National Handwriting Day was established in 1977, and because of John Hancock’s birthday, January 23rd, and the fact that he was a signer of the Declaration of Independence, it was decided that his birthday would be the ideal day for this unique holiday. The day was started as a way to re-introduce people to the pen and paper. In a world where most writing is done by computer, and notes are in a smartphone, the idea of writing on paper has almost become strange. I think about my Uncle Bill Spencer, the genealogy patriarch of the Spencer family, and how important handwritten letters always were to him, and I can understand how this lost art was so heartbreaking for him. When I look at treasures we have found that contain the handwriting of our parents or grandparents, it definitely brings us closer to them. At least it makes us feel closer to them.
The Writing Instrument Manufacturers Association, looks at National Handwriting Day as a chance for everyone to re-explore the purity and power of handwriting. Of course, their true motive is to promote the consumption of pens, pencils, and writing paper, but that isn’t the worst thing in the world.
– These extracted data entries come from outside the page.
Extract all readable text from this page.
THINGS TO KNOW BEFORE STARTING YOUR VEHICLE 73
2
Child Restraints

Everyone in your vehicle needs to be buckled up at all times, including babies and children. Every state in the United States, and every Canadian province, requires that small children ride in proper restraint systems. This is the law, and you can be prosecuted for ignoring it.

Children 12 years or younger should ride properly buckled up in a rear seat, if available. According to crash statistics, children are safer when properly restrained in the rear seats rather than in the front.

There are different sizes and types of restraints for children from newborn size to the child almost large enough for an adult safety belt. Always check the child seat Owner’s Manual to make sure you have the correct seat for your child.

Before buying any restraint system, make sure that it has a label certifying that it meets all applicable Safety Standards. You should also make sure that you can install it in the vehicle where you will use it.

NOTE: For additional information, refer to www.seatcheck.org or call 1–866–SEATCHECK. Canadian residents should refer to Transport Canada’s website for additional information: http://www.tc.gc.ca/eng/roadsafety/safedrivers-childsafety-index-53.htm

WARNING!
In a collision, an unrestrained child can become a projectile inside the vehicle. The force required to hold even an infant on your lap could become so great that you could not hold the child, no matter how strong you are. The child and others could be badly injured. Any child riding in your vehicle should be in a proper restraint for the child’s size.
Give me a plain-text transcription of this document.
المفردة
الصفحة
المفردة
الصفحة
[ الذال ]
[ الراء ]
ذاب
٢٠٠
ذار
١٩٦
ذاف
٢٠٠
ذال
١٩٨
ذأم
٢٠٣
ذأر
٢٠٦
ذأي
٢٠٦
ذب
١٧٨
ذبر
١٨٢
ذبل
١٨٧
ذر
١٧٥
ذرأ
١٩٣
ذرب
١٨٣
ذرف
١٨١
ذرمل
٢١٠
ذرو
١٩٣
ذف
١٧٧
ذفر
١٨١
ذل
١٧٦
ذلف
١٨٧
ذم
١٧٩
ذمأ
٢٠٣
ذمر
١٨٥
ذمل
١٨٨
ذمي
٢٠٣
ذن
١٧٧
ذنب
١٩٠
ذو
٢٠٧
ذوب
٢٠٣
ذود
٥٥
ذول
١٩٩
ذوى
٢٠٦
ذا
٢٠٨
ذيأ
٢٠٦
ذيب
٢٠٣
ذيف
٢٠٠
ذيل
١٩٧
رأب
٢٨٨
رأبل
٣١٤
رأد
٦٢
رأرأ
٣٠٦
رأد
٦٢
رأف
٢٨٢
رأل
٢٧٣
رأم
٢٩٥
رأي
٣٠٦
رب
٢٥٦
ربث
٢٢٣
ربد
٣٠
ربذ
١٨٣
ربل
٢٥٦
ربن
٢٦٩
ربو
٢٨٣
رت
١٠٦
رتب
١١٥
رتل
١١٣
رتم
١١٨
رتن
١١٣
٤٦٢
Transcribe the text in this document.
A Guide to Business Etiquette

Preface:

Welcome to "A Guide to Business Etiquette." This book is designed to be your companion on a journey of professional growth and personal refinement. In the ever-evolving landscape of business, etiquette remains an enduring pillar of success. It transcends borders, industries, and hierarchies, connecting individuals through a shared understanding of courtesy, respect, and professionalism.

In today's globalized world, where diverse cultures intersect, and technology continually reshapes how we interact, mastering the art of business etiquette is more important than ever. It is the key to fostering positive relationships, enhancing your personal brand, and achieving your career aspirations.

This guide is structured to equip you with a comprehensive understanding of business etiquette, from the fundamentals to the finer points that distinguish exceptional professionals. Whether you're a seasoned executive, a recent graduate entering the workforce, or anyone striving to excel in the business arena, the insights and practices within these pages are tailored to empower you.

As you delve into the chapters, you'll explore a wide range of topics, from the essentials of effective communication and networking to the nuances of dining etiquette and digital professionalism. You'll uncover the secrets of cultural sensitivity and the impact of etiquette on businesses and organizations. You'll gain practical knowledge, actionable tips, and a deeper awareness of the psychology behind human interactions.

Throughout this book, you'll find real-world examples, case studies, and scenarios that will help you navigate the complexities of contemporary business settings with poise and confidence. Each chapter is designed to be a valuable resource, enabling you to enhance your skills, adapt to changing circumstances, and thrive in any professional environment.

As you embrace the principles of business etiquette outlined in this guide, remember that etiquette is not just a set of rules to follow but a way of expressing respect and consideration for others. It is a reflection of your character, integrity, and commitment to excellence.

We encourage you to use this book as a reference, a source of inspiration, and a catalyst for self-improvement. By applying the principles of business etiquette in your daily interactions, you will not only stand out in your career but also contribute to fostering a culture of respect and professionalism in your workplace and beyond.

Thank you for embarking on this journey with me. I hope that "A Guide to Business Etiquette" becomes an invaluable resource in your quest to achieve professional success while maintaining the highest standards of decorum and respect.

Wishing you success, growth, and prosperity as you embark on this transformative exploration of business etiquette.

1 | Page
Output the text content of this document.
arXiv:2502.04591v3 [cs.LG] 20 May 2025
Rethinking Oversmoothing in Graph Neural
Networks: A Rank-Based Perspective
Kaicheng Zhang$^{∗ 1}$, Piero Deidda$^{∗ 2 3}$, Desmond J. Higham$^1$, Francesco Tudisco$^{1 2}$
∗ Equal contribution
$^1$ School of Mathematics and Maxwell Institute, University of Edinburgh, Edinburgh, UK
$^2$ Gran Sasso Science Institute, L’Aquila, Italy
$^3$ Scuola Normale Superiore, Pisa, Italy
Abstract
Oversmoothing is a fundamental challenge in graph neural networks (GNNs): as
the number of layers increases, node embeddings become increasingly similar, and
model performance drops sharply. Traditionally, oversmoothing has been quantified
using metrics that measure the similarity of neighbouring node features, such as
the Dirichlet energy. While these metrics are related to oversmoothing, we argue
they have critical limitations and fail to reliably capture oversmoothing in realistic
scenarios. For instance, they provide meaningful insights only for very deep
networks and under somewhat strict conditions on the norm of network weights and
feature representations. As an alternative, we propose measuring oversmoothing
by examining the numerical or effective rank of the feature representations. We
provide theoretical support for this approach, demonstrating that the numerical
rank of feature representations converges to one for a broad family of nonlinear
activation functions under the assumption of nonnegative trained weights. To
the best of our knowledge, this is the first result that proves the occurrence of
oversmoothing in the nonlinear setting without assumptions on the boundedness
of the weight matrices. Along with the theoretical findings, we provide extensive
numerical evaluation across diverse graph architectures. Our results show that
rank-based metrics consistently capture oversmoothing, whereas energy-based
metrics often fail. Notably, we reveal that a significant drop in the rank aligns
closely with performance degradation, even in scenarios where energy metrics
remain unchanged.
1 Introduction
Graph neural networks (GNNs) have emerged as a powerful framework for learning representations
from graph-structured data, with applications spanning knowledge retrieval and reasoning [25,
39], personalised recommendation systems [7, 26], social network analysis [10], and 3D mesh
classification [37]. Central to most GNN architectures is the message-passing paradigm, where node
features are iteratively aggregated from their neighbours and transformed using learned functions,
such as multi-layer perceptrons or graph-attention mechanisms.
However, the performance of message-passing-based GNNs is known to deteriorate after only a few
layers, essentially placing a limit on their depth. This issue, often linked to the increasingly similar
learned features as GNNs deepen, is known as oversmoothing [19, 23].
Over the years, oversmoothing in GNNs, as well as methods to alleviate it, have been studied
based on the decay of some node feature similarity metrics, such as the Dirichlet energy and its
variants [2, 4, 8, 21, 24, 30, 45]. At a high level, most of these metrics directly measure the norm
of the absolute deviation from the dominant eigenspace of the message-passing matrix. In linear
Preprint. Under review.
While this holiday was invented during the 1970s, it is considered to be a holiday that is increasing in importance with the passing of each year, because the art of handwriting is gradually being lost as more and more people use computers, tablets, and phones to email, instant message, and text their thoughts. Some believe that handwriting is as unique to a person as a fingerprint. I agree, because when I look at a handwritten note from someone I know, I can usually tell you who wrote it.
The ancient Romans were the first to develop a written script for correspondence based on aspects they borrowed from the Etruscan alphabet. However, after the Roman Empire fell, the development handwriting would come to rest with various monasteries. The problem with that is that with so many styles, people couldn’t read or understand what other people wrote…until the 8th century, when Charlemagne decided to put an English monk in charge of standardizing a handwriting script. The resulting script, Carolingian minuscule, was one that featured lowercase letters and punctuation and was designed to be easily read by candlelight. And it was a script that was highly used up until the 15th century.
During the 15th century, Johannes Gutenberg came up with a denser style of writing script for use on printed parchments and in books. This Gothic script was used extensively on his printing press, but was not really very popular with the people. Finally, Italian humanists decided to go back to a Carolingian script and then invented a cursive form of it that would eventually become known as italic. From that point on, penmanship was seen as a symbol of status. The schools began education young scholars in its use during the 18th century. The mid-19th century in the United States, brought a cursive writing system developed by my 3rd cousin 5 times removed, Platt Rogers Spencer. His penmanship style became known as the Spencerian Method. It was widely taught and many schools quickly adopted its use, but it was eventually replaced by the Palmer Method, invented by Austin Norman Palmer, at the turn of the century. The Palmer Method would eventually be replaced by the D’Nealian script, invented by Donald Thurber. It was introduced into American schools in the late 1970s.
Unfortunately, handwriting began to decline during the 1980s. Typewriters and word processors were used for writing instead of a pen and paper. We all thought it was the wave of the future, and the advance of the technological age, but I wonder if we somehow missed the bigger picture. Schools began to eliminate handwriting courses, replacing them with typewriting and eventually computer classes, and the art of handwriting got lost in the excitement of something new. Now, it is in serious danger of disappearing altogether. As I contemplate the end of such an important part of history, and think of my Uncle Bill, and his understanding of its real importance, I realize just how big that loss really is.
After I wrote about my ancestor, Platt Spencer, who developed Spencerian Script, which was used in the United States until 1925, when the Palmer Method took over as the main penmanship, I became interested in learning how to write the Spencerian Script. As I was looking for practice sheets online, I stumbled upon another family ancestor, Enoch Noyes, who also developed a penmanship style that was used in the United States prior to the Spencerian Script. An Analytical Guide to the Art of Penmanship by Enoch Noyes, was published in 1839, and while I can’t find evidence of this style being widely used in schools, I can understand why it wouldn’t have been. Enoch Noyes focused on the elegant and ornate style of writing. He believed that penmanship really could be art. I would expect that the wealthier people might have used his style of penmanship as a way of emphasizing their stature.
The different penmanship styles of the past remind me of the vast array of font styles that are available on the computers now. The biggest difference between the two ways of writing, are that with penmanship, students are often taught one style. Each student can elaborate on the style to make it their own, and most people have done that at one point or another. With the computer fonts, it’s easy to change your font style at will, then back again. That allows the imagination to run wild to create a personalized look, and there is no need to learn how to write out the font.
As I was researching the different penmanship styles, and there are more than just the ones I have mentioned here, I was a bit surprised that there seemed to be a battle, of sorts, to have each persons own style be the accepted style of penmanship in the schools…much like trying to pick a font out of the hundreds of styles available. It made me think of a battle, or duel to be the accepted font. I suppose that sounds like a silly idea, but I can envision that very thing…complete with elegant script styles, with hands, legs, and eyes, walking the paces before turning and aiming their guns…like dueling fonts.